El todavía presidente del Consejo General del Poder Judicial (CGPJ) y del Tribunal Supremo, Gonzalo Moliner, repitió en la reciente apertura del Año Judicial la teoría que compendia la legitimidad de los órganos judiciales: los cargos deben ser provistos por consenso y no mediante cuotas. En otras palabras, cuando hay que designar a miembros de las instituciones „el propio CGPJ o el Tribunal Constitucional (TC)„ mediante una mayoría cualificada, lo correcto es buscar aquellos candidatos que son capaces de atraer tal mayoría y no repartirse los puestos entre los partidos intercambiando apoyos para que cada uno pueda situar a personas afines. Resulta absolutamente notorio que esta pauta no se ha seguido en la formación del Constitucional: con alguna honrosa excepción, los miembros de este organismo están explícitamente adscritos a una lealtad partidaria. Y en el caso de su presidente, Pérez de los Cobos, éste ha tenido incluso el carné del actual partido del Gobierno. Ocioso es decir que la militancia en un partido representa una cesión voluntaria de independencia personal, ya que, con la adscripción, el militante se pliega a las consignas que recibe de la organización a la que se adhiere.

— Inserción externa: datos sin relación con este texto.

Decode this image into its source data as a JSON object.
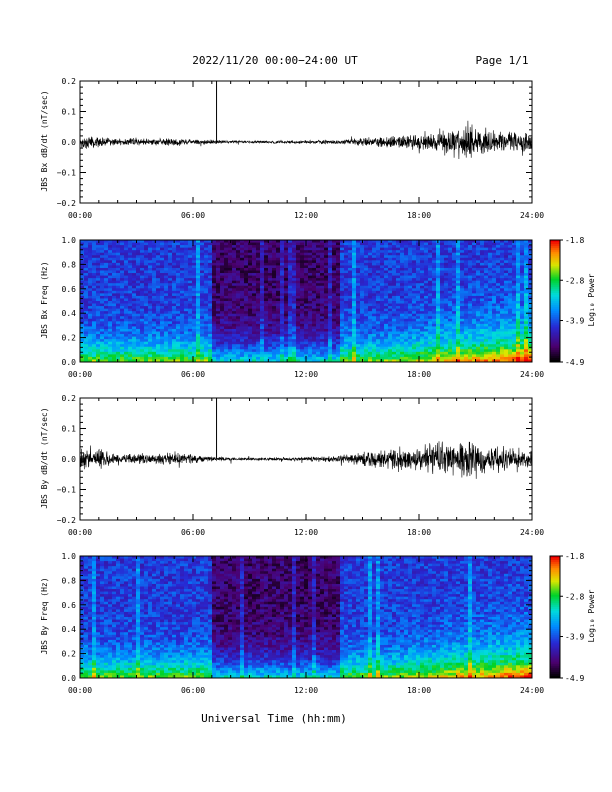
{
  "header": {
    "title": "2022/11/20  00:00−24:00 UT",
    "page": "Page 1/1"
  },
  "footer": {
    "xlabel": "Universal Time (hh:mm)"
  },
  "x_ticks": [
    "00:00",
    "06:00",
    "12:00",
    "18:00",
    "24:00"
  ],
  "colorbar": {
    "ticks": [
      "-1.8",
      "-2.8",
      "-3.9",
      "-4.9"
    ],
    "label": "Log₁₀ Power"
  },
  "chart_data": [
    {
      "type": "line",
      "ylabel": "JBS Bx dB/dt (nT/sec)",
      "xlim": [
        0,
        24
      ],
      "ylim": [
        -0.2,
        0.2
      ],
      "yticks": [
        "0.2",
        "0.1",
        "0.0",
        "−0.1",
        "−0.2"
      ],
      "spike_hour": 7.25,
      "envelope": {
        "x": [
          0,
          1,
          2,
          3,
          4,
          5,
          6,
          7,
          8,
          9,
          10,
          11,
          12,
          13,
          14,
          15,
          16,
          17,
          18,
          19,
          20,
          20.5,
          21,
          22,
          23,
          24
        ],
        "amplitude": [
          0.02,
          0.015,
          0.012,
          0.012,
          0.01,
          0.012,
          0.008,
          0.006,
          0.004,
          0.004,
          0.004,
          0.004,
          0.005,
          0.006,
          0.008,
          0.012,
          0.016,
          0.02,
          0.022,
          0.028,
          0.045,
          0.06,
          0.04,
          0.035,
          0.03,
          0.025
        ]
      }
    },
    {
      "type": "heatmap",
      "ylabel": "JBS Bx Freq (Hz)",
      "xlim": [
        0,
        24
      ],
      "ylim": [
        0,
        1.0
      ],
      "yticks": [
        "1.0",
        "0.8",
        "0.6",
        "0.4",
        "0.2",
        "0.0"
      ],
      "zlim": [
        -4.9,
        -1.8
      ],
      "quiet_interval": [
        7.0,
        13.7
      ]
    },
    {
      "type": "line",
      "ylabel": "JBS By dB/dt (nT/sec)",
      "xlim": [
        0,
        24
      ],
      "ylim": [
        -0.2,
        0.2
      ],
      "yticks": [
        "0.2",
        "0.1",
        "0.0",
        "−0.1",
        "−0.2"
      ],
      "spike_hour": 7.25,
      "envelope": {
        "x": [
          0,
          1,
          2,
          3,
          4,
          5,
          6,
          7,
          8,
          9,
          10,
          11,
          12,
          13,
          14,
          15,
          16,
          17,
          18,
          19,
          20,
          20.5,
          21,
          22,
          23,
          24
        ],
        "amplitude": [
          0.035,
          0.03,
          0.02,
          0.015,
          0.015,
          0.02,
          0.012,
          0.008,
          0.005,
          0.004,
          0.004,
          0.005,
          0.006,
          0.008,
          0.012,
          0.02,
          0.028,
          0.035,
          0.04,
          0.045,
          0.05,
          0.07,
          0.045,
          0.04,
          0.035,
          0.03
        ]
      }
    },
    {
      "type": "heatmap",
      "ylabel": "JBS By Freq (Hz)",
      "xlim": [
        0,
        24
      ],
      "ylim": [
        0,
        1.0
      ],
      "yticks": [
        "1.0",
        "0.8",
        "0.6",
        "0.4",
        "0.2",
        "0.0"
      ],
      "zlim": [
        -4.9,
        -1.8
      ],
      "quiet_interval": [
        7.0,
        13.7
      ]
    }
  ]
}
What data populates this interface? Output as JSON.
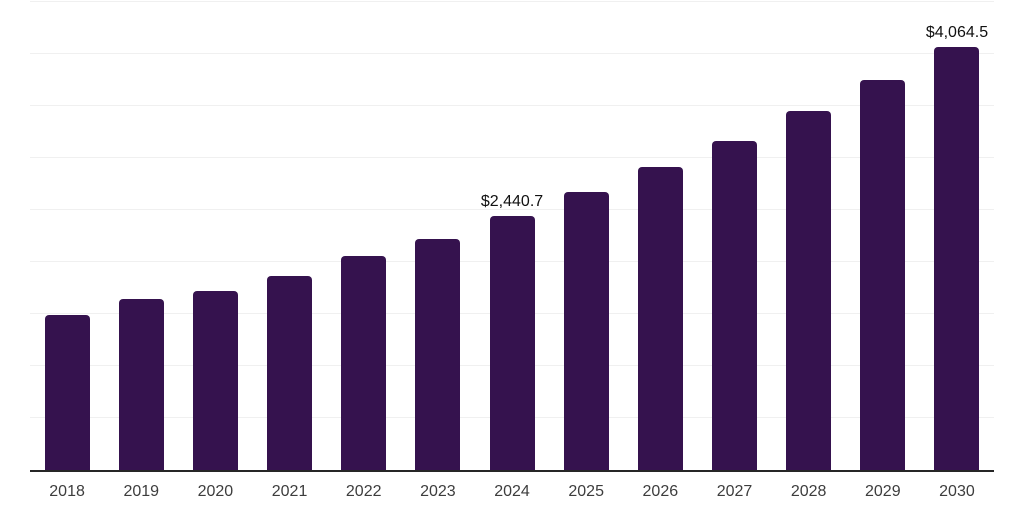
{
  "chart_data": {
    "type": "bar",
    "title": "",
    "xlabel": "",
    "ylabel": "",
    "categories": [
      "2018",
      "2019",
      "2020",
      "2021",
      "2022",
      "2023",
      "2024",
      "2025",
      "2026",
      "2027",
      "2028",
      "2029",
      "2030"
    ],
    "values": [
      1495,
      1640,
      1720,
      1870,
      2055,
      2225,
      2440.7,
      2670,
      2910,
      3160,
      3450,
      3750,
      4064.5
    ],
    "value_labels": [
      "",
      "",
      "",
      "",
      "",
      "",
      "$2,440.7",
      "",
      "",
      "",
      "",
      "",
      "$4,064.5"
    ],
    "ylim": [
      0,
      4500
    ],
    "gridline_step": 500,
    "grid": "horizontal-only",
    "y_axis_tick_labels_visible": false,
    "legend": "none"
  },
  "style": {
    "bar_color": "#35124E",
    "grid_color": "#f0f0f0",
    "axis_color": "#262626",
    "tick_label_color": "#3d3d3d",
    "data_label_color": "#111111",
    "background_color": "#ffffff"
  }
}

Esta situación supone para el Tribunal Constitucional una falta de auctoritas en el plano político y jurídico. Ya se sabe que el modelo occidental no es homogéneo y así, mientras en el Reino Unido el contraste de constitucionalidad es ejercido por una Supreme Court muy profesionalizada y sin rastros de politización, en Alemania ocurre todo lo contrario: los políticos ocupan con frecuencia cargos en el constitucional. Lo inconcebible es el fraude de ley, cuando menos moral, que se comete aquí, en este país, al burlar el espíritu de la norma que impone la mayoría cualificada en los procesos de elección.

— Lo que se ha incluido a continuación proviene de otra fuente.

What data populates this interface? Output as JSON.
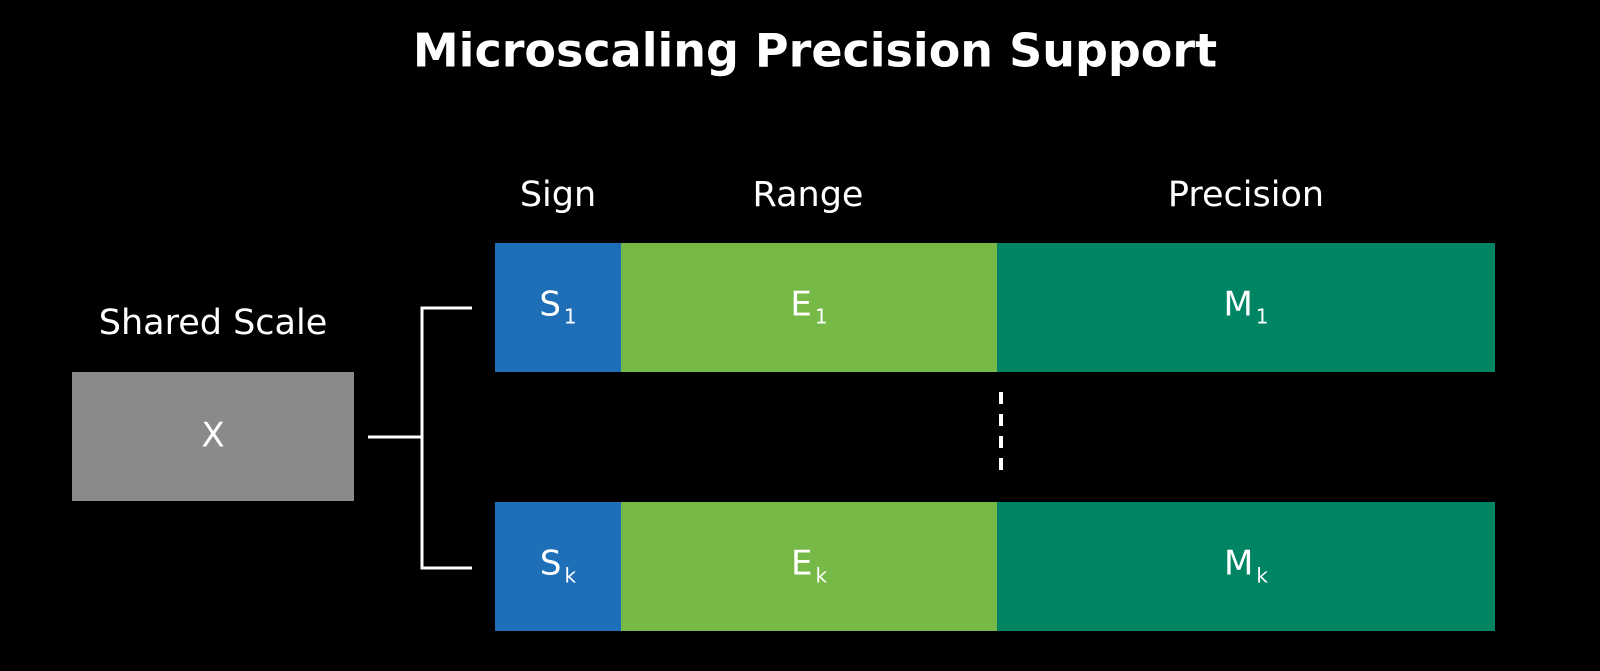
{
  "title": "Microscaling Precision Support",
  "columns": [
    "Sign",
    "Range",
    "Precision"
  ],
  "shared_scale": {
    "label": "Shared Scale",
    "value": "X"
  },
  "rows": [
    [
      {
        "base": "S",
        "sub": "1"
      },
      {
        "base": "E",
        "sub": "1"
      },
      {
        "base": "M",
        "sub": "1"
      }
    ],
    [
      {
        "base": "S",
        "sub": "k"
      },
      {
        "base": "E",
        "sub": "k"
      },
      {
        "base": "M",
        "sub": "k"
      }
    ]
  ]
}
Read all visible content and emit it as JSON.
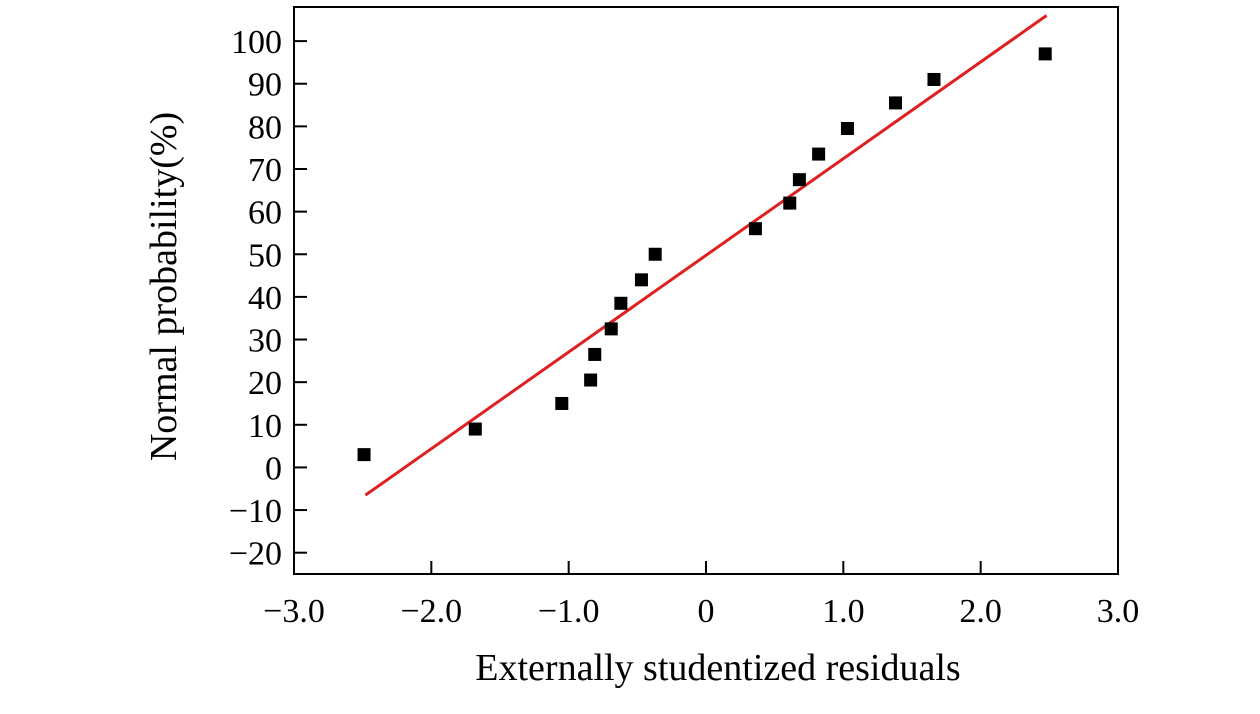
{
  "chart_data": {
    "type": "scatter",
    "title": "",
    "xlabel": "Externally studentized residuals",
    "ylabel": "Normal probability(%)",
    "xlim": [
      -3.0,
      3.0
    ],
    "ylim": [
      -25,
      108
    ],
    "x_ticks": [
      -3.0,
      -2.0,
      -1.0,
      0,
      1.0,
      2.0,
      3.0
    ],
    "x_tick_labels": [
      "−3.0",
      "−2.0",
      "−1.0",
      "0",
      "1.0",
      "2.0",
      "3.0"
    ],
    "y_ticks": [
      -20,
      -10,
      0,
      10,
      20,
      30,
      40,
      50,
      60,
      70,
      80,
      90,
      100
    ],
    "y_tick_labels": [
      "−20",
      "−10",
      "0",
      "10",
      "20",
      "30",
      "40",
      "50",
      "60",
      "70",
      "80",
      "90",
      "100"
    ],
    "grid": false,
    "legend": "none",
    "series": [
      {
        "kind": "points",
        "marker": "square",
        "color": "#000000",
        "points": [
          {
            "x": -2.49,
            "y": 3
          },
          {
            "x": -1.68,
            "y": 9
          },
          {
            "x": -1.05,
            "y": 15
          },
          {
            "x": -0.84,
            "y": 20.5
          },
          {
            "x": -0.81,
            "y": 26.5
          },
          {
            "x": -0.69,
            "y": 32.5
          },
          {
            "x": -0.62,
            "y": 38.5
          },
          {
            "x": -0.47,
            "y": 44
          },
          {
            "x": -0.37,
            "y": 50
          },
          {
            "x": 0.36,
            "y": 56
          },
          {
            "x": 0.61,
            "y": 62
          },
          {
            "x": 0.68,
            "y": 67.5
          },
          {
            "x": 0.82,
            "y": 73.5
          },
          {
            "x": 1.03,
            "y": 79.5
          },
          {
            "x": 1.38,
            "y": 85.5
          },
          {
            "x": 1.66,
            "y": 91
          },
          {
            "x": 2.47,
            "y": 97
          }
        ]
      },
      {
        "kind": "line",
        "color": "#e02020",
        "points": [
          {
            "x": -2.48,
            "y": -6.5
          },
          {
            "x": 2.48,
            "y": 106
          }
        ]
      }
    ]
  }
}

Además de este vicio de origen, que no es en absoluto reciente, el TC se ha mostrado históricamente sensible a las presiones políticas. Aun sin remontarnos a aquella malhadada sentencia del caso Rumasa, los cuatro años de deliberaciones sobre los recursos interpuestos contra la reforma del Estatut de Cataluña transmitieron una imagen penosa del organismo, que no mejoró con la sentencia, cuando menos extemporánea. Aquellas largas vicisitudes están sin duda en el origen de la desafección que hoy experimentan los catalanes con respecto al Estado español.

La renovación del Tribunal no ha servido, como se ha dicho, para incrementar su prestigio, que podría ser necesario en futuros desarrollos del pleito soberanista que plantea Cataluña. Y para complicar aún más las cosas, se ha conocido que el polémico presidente tiene ideas preconcebidas muy claras e incisivas sobre los catalanes. "El verdadero problema „dijo textualmente Pérez de los Cobos en memorable ocasión„, y creo saber de lo que hablo, es que, como consecuencia de errores del pasado, varias generaciones de catalanes han sido ya educadas en el desprecio, expreso o tácito, hacia la cultura española y el Estatut es la primera manifestación política de este desprecio".

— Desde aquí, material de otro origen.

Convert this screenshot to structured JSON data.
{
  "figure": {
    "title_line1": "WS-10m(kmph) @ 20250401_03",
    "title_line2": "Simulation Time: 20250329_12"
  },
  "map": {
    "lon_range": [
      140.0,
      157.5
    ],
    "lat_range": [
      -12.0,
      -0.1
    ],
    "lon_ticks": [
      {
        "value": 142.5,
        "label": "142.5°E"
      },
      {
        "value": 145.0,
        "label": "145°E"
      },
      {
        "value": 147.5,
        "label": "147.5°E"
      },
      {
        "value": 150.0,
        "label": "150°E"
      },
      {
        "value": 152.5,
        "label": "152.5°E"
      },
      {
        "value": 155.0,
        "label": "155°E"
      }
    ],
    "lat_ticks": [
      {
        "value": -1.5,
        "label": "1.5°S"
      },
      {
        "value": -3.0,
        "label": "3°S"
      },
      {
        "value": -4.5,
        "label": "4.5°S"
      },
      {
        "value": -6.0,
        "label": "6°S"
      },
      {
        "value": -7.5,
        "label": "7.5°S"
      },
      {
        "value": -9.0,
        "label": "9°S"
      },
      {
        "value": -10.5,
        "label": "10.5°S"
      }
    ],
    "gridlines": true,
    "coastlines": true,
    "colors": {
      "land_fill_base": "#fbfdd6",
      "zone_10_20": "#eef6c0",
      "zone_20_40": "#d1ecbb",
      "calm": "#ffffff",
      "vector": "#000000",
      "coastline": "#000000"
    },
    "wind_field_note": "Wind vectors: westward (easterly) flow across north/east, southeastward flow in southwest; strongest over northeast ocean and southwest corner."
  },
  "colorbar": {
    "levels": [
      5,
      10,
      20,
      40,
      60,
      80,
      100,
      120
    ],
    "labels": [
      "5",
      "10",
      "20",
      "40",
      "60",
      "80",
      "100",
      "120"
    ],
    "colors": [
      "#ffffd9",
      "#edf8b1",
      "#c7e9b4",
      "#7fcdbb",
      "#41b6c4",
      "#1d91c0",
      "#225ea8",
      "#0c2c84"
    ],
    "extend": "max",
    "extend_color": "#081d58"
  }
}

Como es conocido, las recusaciones presentadas por la Generalitat contra Pérez de los Cobos en 26 recursos sobre Cataluña pendientes de resolución han sido inadmitidas a trámite por el TC, con la sola discrepancia de dos magistrados que presentarán voto particular. Una simple duda sobre la imparcialidad de Pérez Tremps, que había tomado postura en un estudio teórico sobre el Estatut, sirvió para recusarlo.

Con todo este bagaje, el papel arbitral y moderador que pueda desempeñar el TC en el contencioso que se avecina es simplemente nulo en el plano político y moral. Porque la juridicidad fracasa si no tiene apoyaturas éticas en que apoyarse.